MDP - RL, Multiple rewards for the same state possible?

1

This question is from An introduction to RL Pages 48 and 49. This question may also be related to below question, although I am not sure: Cannot see what the "notation abuse" is, mentioned by author of book

On page 48, it is mentioned that p:S * R * S * A -> [0,1] is a deterministic function:

The dynamics function $p : \mathcal{S} \times \mathcal{R} \times \mathcal{S} \times \mathcal{A} \rightarrow [0, 1]$ is an ordinary deterministic function of four arguments.

However, on page 49, in equation 3.4, there is summation over r:

$$\sum_{s' \in \mathcal{S}}\sum_{r \in \mathcal{R}} p(s',r|s,a) = 1 ,\text{for all } s \in \mathcal{S}, a \in \mathcal{A}(s)$$

My question is, does this mean, it is possible that performing an action $a$ that takes us to state $s'$, could result in multiple rewards?

Melanie A

Posted 2018-08-30T09:29:50.213

Reputation: 37

Answers

1

it is possible that performing an action $a$ that takes us to state $s′$, could result in multiple rewards?

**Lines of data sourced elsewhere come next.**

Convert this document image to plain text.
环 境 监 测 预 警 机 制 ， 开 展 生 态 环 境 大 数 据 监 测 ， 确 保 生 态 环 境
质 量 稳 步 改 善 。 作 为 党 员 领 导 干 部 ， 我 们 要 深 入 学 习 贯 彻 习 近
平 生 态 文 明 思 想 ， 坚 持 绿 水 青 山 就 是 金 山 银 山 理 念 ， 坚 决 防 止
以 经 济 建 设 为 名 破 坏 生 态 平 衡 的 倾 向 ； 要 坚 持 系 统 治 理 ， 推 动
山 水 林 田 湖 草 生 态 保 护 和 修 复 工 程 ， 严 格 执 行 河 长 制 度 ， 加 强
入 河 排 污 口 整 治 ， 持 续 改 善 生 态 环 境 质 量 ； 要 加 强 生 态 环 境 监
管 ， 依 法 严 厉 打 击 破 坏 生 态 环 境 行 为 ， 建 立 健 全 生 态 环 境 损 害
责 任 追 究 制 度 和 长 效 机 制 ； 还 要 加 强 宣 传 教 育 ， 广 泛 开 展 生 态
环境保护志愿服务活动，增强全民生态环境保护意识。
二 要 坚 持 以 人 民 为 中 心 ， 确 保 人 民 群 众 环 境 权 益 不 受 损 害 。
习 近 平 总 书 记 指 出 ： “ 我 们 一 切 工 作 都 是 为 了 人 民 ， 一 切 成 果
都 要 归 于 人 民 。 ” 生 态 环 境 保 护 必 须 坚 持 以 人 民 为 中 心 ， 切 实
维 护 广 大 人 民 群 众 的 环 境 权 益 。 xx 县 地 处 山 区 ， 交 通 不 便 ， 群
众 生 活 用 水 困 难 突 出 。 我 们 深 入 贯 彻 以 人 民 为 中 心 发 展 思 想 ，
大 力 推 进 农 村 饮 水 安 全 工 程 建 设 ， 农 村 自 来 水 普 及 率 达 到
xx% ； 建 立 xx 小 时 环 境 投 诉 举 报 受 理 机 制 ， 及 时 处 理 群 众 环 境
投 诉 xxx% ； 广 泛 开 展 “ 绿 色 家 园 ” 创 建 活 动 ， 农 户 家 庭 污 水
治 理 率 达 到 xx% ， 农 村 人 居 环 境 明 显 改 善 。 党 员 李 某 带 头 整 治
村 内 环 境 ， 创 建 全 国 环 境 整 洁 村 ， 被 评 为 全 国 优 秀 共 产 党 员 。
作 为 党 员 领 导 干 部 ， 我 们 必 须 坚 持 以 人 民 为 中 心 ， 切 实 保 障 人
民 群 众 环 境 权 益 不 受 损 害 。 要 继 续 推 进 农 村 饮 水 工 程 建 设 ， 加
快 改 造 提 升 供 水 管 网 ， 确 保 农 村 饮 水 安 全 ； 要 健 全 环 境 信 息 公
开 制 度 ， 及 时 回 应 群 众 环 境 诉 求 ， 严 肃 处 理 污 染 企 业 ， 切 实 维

Yes, that is true the general case that any $(s,a)$ pair can result in a range of results for both $s'$ and $r$. Also $s'$ and $r$ can vary independently, provided each ones distribution only depends on $(s,a)$. In practice $r$ often depends strongly on one or more of $s$, $a$ or $s'$ (if it depends on the latter, then it still depends in absolute terms on just $s$ and $a$ because $s'$ does - it is just that values of $s'$ and $r$ are allowed to correlate).

This does not affect the statement about $p(s',r|s,a)$ being deterministic. It is the probability of specific $s',r$ results occurring that should be deterministic and depend on $(s,a)$ in a Markov Decision Process.

Neil Slater

Posted 2018-08-30T09:29:50.213

Reputation: 24 613